We have to reflect that our album is being reviewed alongside other signed, established and well-known acts – and to get such good feedback let alone any feedback for a debut album recorded by an un-signed band, we have to be generally happy.
All the guys have different favourite songs (and different niggles!) and it’s the same with the reviews we’ve seen.
Reception: We released the album on download format in August but officially launched it January 2013 We have received excellent reviews both in the UK and Europe and the Americas. We receive requests for demos globally on a regular basis and new reviews/airplay keep coming.
Preference; live or studio: think each member of Flicker would have a different answer to this. Some enjoy the creative process more, others prefer to rock out.
Next step; live or studio: The main focus now is the arranging of tours both in the UK and abroad, we have been invited to play in the US in 2014 and are hoping to arrange a series of gigs there.
We have had to recruit a keyboard player and another guitarist so that we can capture the album songs live. So we will perform as a 6-piece and will do a few gigs more local to us to bed in the new arrangement.
The next album… We have several songs we would like to record though we are not entirely sure of how to treat them. The option of a simpler less-layered (even live?) recording has been raised but then again so has the option of going full prog! Some writing sessions are planned and we will have to wait and see what happens.
Future plans: When we decided to do the album we hoped/dreamed for some success with it but it was also about finally having an end product for the hard work we had put in, if somewhat sporadically, over the years – a testament, for want of a better word, to our friendship and collaboration, whilst at the same time putting these songs to bed so that we could start afresh.
Nevertheless, we are hoping to take our music to a wider audience via the album reviews and by touring the album.
All of us have ‘full time’ jobs that we hope to replace with Flicker as soon as possible. J
Composers: The principle songwriters are Ellis and Andrew, both songs and lyrics. Almost always it starts with an original musical idea from Ellis; he is also adept at mapping out the structure of a piece (and, importantly, getting us from the beginning to the end of it). He is most definitely the band leader. Andrew prefers to revise (to the nth fucking degree sometimes!) or add sections or melodies and is increasingly concerned with the lyrical content.

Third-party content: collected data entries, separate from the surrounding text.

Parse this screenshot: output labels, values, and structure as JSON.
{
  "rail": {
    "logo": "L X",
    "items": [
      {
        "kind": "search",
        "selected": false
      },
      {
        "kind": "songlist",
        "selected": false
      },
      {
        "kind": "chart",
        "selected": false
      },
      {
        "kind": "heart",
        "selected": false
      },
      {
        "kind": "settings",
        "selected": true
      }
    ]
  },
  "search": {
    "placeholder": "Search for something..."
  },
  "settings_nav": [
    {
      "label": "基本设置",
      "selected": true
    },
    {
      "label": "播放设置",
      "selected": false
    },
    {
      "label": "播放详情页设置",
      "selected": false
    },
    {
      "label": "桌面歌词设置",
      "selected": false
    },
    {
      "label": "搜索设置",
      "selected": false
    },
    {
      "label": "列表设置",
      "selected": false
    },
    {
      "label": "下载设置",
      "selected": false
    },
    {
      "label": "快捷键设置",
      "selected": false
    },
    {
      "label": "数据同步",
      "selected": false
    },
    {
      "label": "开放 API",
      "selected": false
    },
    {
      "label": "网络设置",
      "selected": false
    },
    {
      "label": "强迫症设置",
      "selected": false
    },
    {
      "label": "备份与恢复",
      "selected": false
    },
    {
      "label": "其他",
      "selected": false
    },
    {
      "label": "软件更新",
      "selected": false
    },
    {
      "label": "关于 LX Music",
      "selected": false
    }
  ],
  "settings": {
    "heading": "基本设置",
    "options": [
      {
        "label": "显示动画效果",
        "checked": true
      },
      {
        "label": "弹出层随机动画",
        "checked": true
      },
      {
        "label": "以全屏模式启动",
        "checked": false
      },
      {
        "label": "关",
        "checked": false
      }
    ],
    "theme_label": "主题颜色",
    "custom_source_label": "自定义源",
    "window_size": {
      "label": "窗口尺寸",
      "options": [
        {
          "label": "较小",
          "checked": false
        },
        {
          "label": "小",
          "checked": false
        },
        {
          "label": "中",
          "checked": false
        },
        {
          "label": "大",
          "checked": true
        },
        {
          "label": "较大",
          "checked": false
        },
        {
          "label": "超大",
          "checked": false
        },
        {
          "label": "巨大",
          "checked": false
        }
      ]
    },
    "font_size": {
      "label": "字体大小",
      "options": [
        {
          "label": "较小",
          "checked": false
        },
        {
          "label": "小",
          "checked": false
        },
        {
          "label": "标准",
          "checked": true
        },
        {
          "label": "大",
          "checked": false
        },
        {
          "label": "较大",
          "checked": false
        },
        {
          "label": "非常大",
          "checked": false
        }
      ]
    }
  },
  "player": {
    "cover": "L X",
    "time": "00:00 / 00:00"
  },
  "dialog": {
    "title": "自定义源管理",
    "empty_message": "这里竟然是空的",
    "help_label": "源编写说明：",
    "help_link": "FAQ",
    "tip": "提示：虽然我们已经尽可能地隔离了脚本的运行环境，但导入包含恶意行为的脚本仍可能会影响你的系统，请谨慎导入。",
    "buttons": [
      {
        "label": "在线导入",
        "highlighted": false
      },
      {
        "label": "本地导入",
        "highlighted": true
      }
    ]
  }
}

Inspirations: We share a fondness for some of the classic progressive rock bands. Radiohead was important to us, not just for the music, but for sparking our interest in the band-playing scene in general. But each of us goes away and listens to different stuff – rock, metal, electronic, jazz… Everything but ‘Country and Western’ really.
Preference; cater to the audience or music for its own sake: Perhaps we could say that once we are absorbed in the writing process we end up wanting to play (not necessarily always playing though!) what we want we want to hear. We just hope that the result resonates with the listener, and that they are willing to join us on our journey. Ha ha, that sounds more than a bit overblown. J
The question is no doubt much more of an issue for established bands dealing with fans’ expectations – this is a problem we wished we had!
Greatest Accomplishment: This album was self-funded and recorded and mixed in pretty exhausting circumstances in sessions squeezed in between our otherwise busy normal working lives. Just getting the thing done and out there seems like an achievement – and an enormous relief to us all!
Anything else? We just really appreciate anyone who takes the time to give our songs a good listen, like us or loathe us, thank you.
In answering all of the above, we have not highlighted the considerable help we have had from those people who have believed in us. Not wishing to repeat the album credits again but … in particular we are indebted to the producer, Marc Joy, who was a pleasure to work with and who went well beyond the call of duty in nursing the best out of us and Mel Walker who provided the brilliant original artwork.